Bereits in Kürze, nämlich am 10. Juli, erscheint mit “Foreign Tongues” das bereits 25. Album der Rolling Stones: Von den insgesamt vierzehn neuen Nummern - davon mit “You Know I'm No Good” ein Stück von Amy Winehouse und mit “Beautiful Delilah” eines von Chuck Berry - sind bereits vier Eindrücke bekannt. Im Mai gab es das Doppel aus “In The Stars” und “Rough And Twisted”, heute erschienen “Jealous Lover” und “Divine Intervention” - zweiter mit einem Gastauftritt von Robert Smith von The Cure an der Gitarre. Dabei ist er nur einer von drei weiteren überaus prominenten Gästen: Auch Steve Winwood, Paul McCartney und Chad Smith von den Red Hot Chili Peppers werden auf “Foreign Tongues” zu hören sein.
Bisher kann man “Foreign Tongues” lediglich ankreiden, dass das Cover wie eine Kopie von Metallicas “Hardwired… to Self-Destruct” aus dem Jahre 2016 wirkt. Aber musikalisch? Obwohl die Stammbesetzung Jagger, Richards und Wood bereits 243 Lenze zählt, wirken die ersten vier “Foreign Tongues”-Stücke weder nach Altersmilde, noch, dass man sich auf den Lorbeeren, die der Vorgänger “Hackney Diamonds” aus dem Jahre 2023 einbrachte, ausruht.

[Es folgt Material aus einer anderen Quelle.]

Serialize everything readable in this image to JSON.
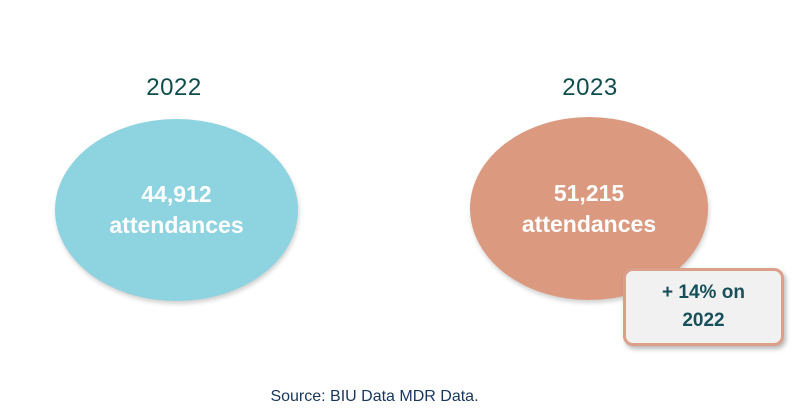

Wie Mick Jagger im Londoner Managementbüro der Stones erzählt, war genau das aber auch der Plan: Die unbändige Energie und die neu gewonnene Disziplin von “Hackney Diamonds” erneut aufzugreifen und bereits drei Jahre später in einen Nachfolger zu gießen. Und das, obwohl man nun seit fast 65 Jahren schon Rockgeschichte geschrieben hat. Ausgangspunkt war zwar ein Fundus an unveröffentlichtem Material aus den Sessions zu “Hackney Diamonds”, doch wirklich zum Leben erwachte das Album während eines außerordentlich produktiven Monats in den Metropolis Studios im Westen Londons, wo eine ganze Reihe neuer Songs entstand.
“Als wir ‘Hackney Diamonds’ gemacht haben, hatten wir sehr viel Material - manchmal ist das so, manchmal nicht”, erzählt Jagger. “Ich habe mir aber auch kürzlich unser 'Black And Blue' wieder angesehen, als es wiederveröffentlicht wurde. Da waren insgesamt gerade einmal acht Songs drauf! Bei ‘Hackney Diamonds’ hatten wir aber viel mehr Material und mussten uns reduzieren. Wir haben uns gesagt: ‘Wir können nur eine bestimmte Anzahl an Titeln daraufpacken. Den Rest heben wir auf. Daraus machen wir noch ein weiteres Album.’ Wir hatten also von Anfang an vor, einen Nachfolger aufzunehmen. Einige Stücke auf diesem Album stammen tatsächlich noch aus diesen Sessions, aber gar nicht so viele. Wir haben damals darüber gesprochen, weil diese Songs einfach zu gut waren, um in der Schublade zu verschwinden. Dann begannen wir mit den Planungen - und am Ende hatten wir sogar noch mehr neues Material.”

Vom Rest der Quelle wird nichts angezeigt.